Data normality was rejected by using 2 normality tests (Kolmogorov-Smirnov and Shapiro-Wilks). This is not the best approach, because when the sample becomes sufficiently large (such as this sample), normality tests become overpowered and tend to give significant results with the slightest deviations from normal distribution. Therefore, the lack of normality might be a false-positive error, which should be assessed by better approaches (eg, Q-Q plots).

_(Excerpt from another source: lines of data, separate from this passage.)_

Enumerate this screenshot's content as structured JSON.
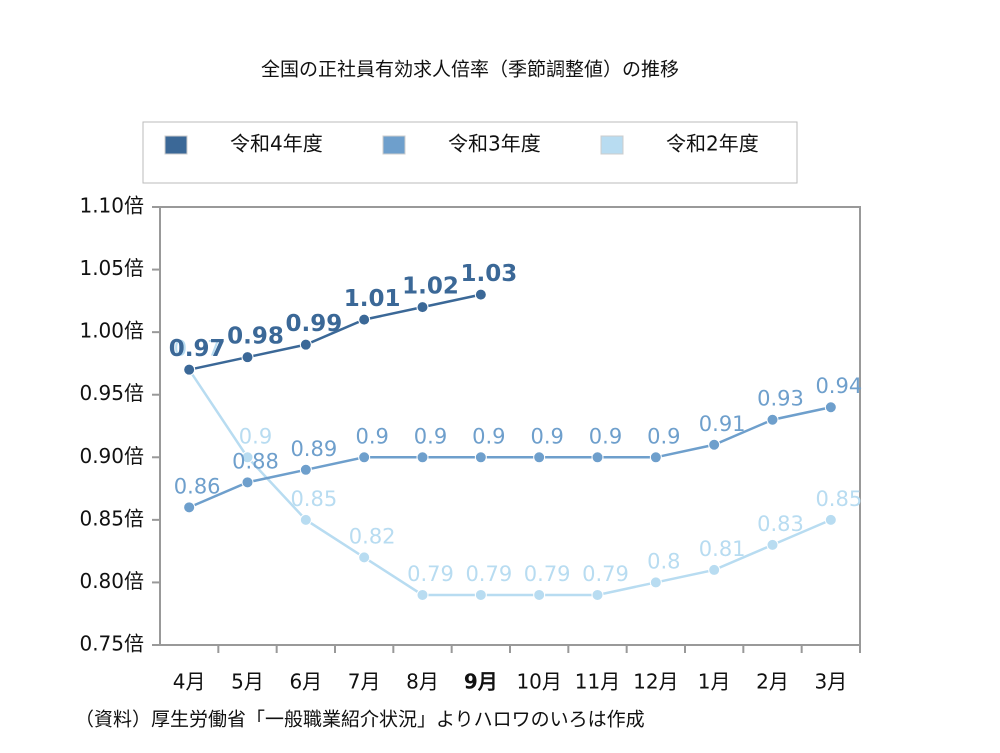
{
  "chart_data": {
    "type": "line",
    "title": "全国の正社員有効求人倍率（季節調整値）の推移",
    "categories": [
      "4月",
      "5月",
      "6月",
      "7月",
      "8月",
      "9月",
      "10月",
      "11月",
      "12月",
      "1月",
      "2月",
      "3月"
    ],
    "bold_categories": [
      5
    ],
    "series": [
      {
        "name": "令和4年度",
        "color": "#3b6897",
        "label_bold": true,
        "values": [
          0.97,
          0.98,
          0.99,
          1.01,
          1.02,
          1.03,
          null,
          null,
          null,
          null,
          null,
          null
        ]
      },
      {
        "name": "令和3年度",
        "color": "#6e9fcc",
        "label_bold": false,
        "values": [
          0.86,
          0.88,
          0.89,
          0.9,
          0.9,
          0.9,
          0.9,
          0.9,
          0.9,
          0.91,
          0.93,
          0.94
        ]
      },
      {
        "name": "令和2年度",
        "color": "#b8dcf1",
        "label_bold": false,
        "values": [
          0.97,
          0.9,
          0.85,
          0.82,
          0.79,
          0.79,
          0.79,
          0.79,
          0.8,
          0.81,
          0.83,
          0.85
        ]
      }
    ],
    "ylim": [
      0.75,
      1.1
    ],
    "yticks": [
      {
        "value": 0.75,
        "label": "0.75倍"
      },
      {
        "value": 0.8,
        "label": "0.80倍"
      },
      {
        "value": 0.85,
        "label": "0.85倍"
      },
      {
        "value": 0.9,
        "label": "0.90倍"
      },
      {
        "value": 0.95,
        "label": "0.95倍"
      },
      {
        "value": 1.0,
        "label": "1.00倍"
      },
      {
        "value": 1.05,
        "label": "1.05倍"
      },
      {
        "value": 1.1,
        "label": "1.10倍"
      }
    ],
    "grid": false,
    "legend": "top",
    "source": "（資料）厚生労働省「一般職業紹介状況」よりハロワのいろは作成"
  }
}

Furthermore, when the sample grows larger and larger, the sample distribution becomes less and less important because the “central limit theorem” (CLT) kicks in. Thus, even if the significant result of normality tests was not due to the false-positive error, the CLT might have already dealt with the normality issue. The lack of any P values for normality tests or any histograms, etc, disallows further evaluations. It is also not clear why 2 different normality tests were used.

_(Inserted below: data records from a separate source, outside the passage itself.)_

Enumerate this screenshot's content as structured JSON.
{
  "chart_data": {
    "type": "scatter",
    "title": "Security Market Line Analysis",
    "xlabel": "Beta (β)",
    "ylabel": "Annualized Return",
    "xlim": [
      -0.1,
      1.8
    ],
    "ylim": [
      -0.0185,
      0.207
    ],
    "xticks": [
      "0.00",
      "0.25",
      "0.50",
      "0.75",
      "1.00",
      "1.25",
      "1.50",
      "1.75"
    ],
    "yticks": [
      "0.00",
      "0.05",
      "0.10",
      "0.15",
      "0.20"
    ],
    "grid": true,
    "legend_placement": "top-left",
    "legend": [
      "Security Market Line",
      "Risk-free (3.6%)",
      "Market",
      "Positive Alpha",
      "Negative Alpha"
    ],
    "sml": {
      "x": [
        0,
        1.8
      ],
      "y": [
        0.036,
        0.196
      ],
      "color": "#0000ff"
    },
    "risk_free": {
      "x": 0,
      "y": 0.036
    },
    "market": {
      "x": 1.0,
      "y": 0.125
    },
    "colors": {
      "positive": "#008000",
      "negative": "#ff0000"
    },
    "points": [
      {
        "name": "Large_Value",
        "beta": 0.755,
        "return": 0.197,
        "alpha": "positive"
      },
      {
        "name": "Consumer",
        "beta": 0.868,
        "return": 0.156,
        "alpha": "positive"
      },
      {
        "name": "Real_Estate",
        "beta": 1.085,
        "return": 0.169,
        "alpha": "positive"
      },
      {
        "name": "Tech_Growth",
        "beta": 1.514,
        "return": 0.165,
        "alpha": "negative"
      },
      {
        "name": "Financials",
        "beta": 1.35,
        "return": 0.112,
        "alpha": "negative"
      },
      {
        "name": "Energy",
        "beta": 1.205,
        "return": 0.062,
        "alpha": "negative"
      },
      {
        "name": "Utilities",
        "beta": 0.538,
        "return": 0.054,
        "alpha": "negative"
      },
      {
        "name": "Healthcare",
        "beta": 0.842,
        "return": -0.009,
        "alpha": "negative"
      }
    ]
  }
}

Even if we disregard the CLT, another issue exists in the normality assessment. The article implies (although never clarifies) that the “whole sample” or at least “each group (n = 76)” was assessed in terms of normality. It was implied by the “n >50” report for normality tests (p. 181). However, the data normality should not be assessed for the whole sample at once. It is actually the normality of the residuals that matters, not even the normality of the subgroups, let alone the whole sample. Therefore, assessing the sample normality might be incorrect.
The study design (2 groups divided into 4 subgroups each according to the variables of bone age and sex) clearly indicates the need for an ANOVA design (or its nonparametric alternative or another multivariate design). However, instead, the authors used only pair-wise comparisons, without any multivariate frameworks.
The performed pair-wise comparisons were the Mann-Whitney U and Fisher exact tests. However, the authors stated that the control and diabetic groups were matched. Therefore, they needed to use paired tests instead (ie, a paired t test or a Wilcoxon signed rank test instead of the Mann-Whitney, and a McNemar test instead of the Fisher). The tests they used assume independence of the groups, which does not hold in this matched set of groups and might render the results incorrect.
The authors stated that “the Bonferroni correction was made.” However, throughout the text, there was no indication of using the Bonferroni correction method (despite the need for it). On the other hand, every part of the report clearly indicates the lack of using this method (ie, the alpha was set only at 0.05 and not adjusted to any corrected value).
In the last paragraph of page 184, it was stated that “the effect of the interaction… was evaluated.” It is simply impossible to assess an interaction only by pair-wise comparisons. This task needs ANOVA-like tests, which were missing.